Since it was launched in 2004, the research group Locus Sonus has been working on artistic possibilities arising from the intersection of networked and acoustic or local audio spaces. The first projects, Locustream & Wimicam, were developed from experimentation using audio streaming techniques, and engage with problematic related to the use of flux for artistic purposes (flux understood here as a continually updating medium) in local and networked environments. Today our research is grouped under two main headings Field Spatialization and Networked Sonic Spaces. Our research is fundamentally practice based aiming to create a corpus of artistic experimentation around a common problematic. The forms emanating from this activity are « verified » essentially through their presentation in public contexts. The choice of implementing this research within the art education environment is prompted by the current renewal of techniques and art-forms which are at the intersection of the visual arts and music.
The marriage of sound and space (sound problematized by space and visa versa) is at the heart of our research and experimentation, the main pivot of our investigations. A number of different forms are experimented within the group, ranging from concert/performance, through installation to web-based projects. The elaboration of these different types of proposition implies the development of appropriate systems for the restitution and diffusion of acoustic and electronic sound, of apparatus and devices such as instruments, computer programs, interfaces and the invention of processes, protocols and concepts. The main part of our current investigation concerns the transport of sound (and sound ambiances) which has lead to the construction of streaming systems as well as sensorial and experiential environments which favour different listening experiences, synchronous and asynchronous, local, distant, geographically identified, autophone and chronotope: the networked sonic spaces. .

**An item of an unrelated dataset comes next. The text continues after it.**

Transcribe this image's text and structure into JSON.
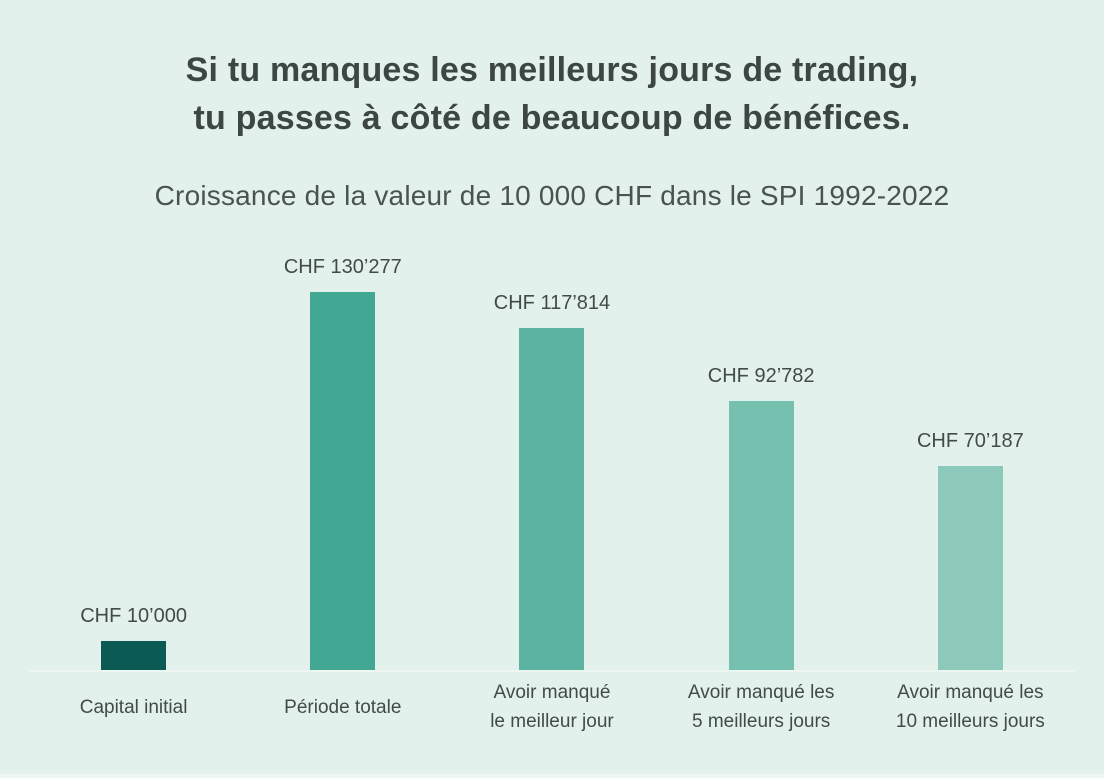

Our current questioning of networked sound spaces is centered on modification of perception and usage of space, the conditions which these modifications require or imply and the way that these conditions are implemented into systems which interact with a place or several places simultaneously. The artistic dimension of this networking of spaces refers not so much to existing forms such as remote concerts, or remote interactive systems, as to the social dimensions inherent to the creation of a circle (i.e. a social circle) or the participation in a game.
Critical analysis plays a large part in our research, and has largely developed through exchanges with researchers working close to us in the areas of sociology, epistemology, esthetics and sound anthropology .
This exploration of networked spatial systems reveals and clarifies the context in which new audio practices are developing between physical and virtual spaces while offering a new experimental dimension in audio art and music.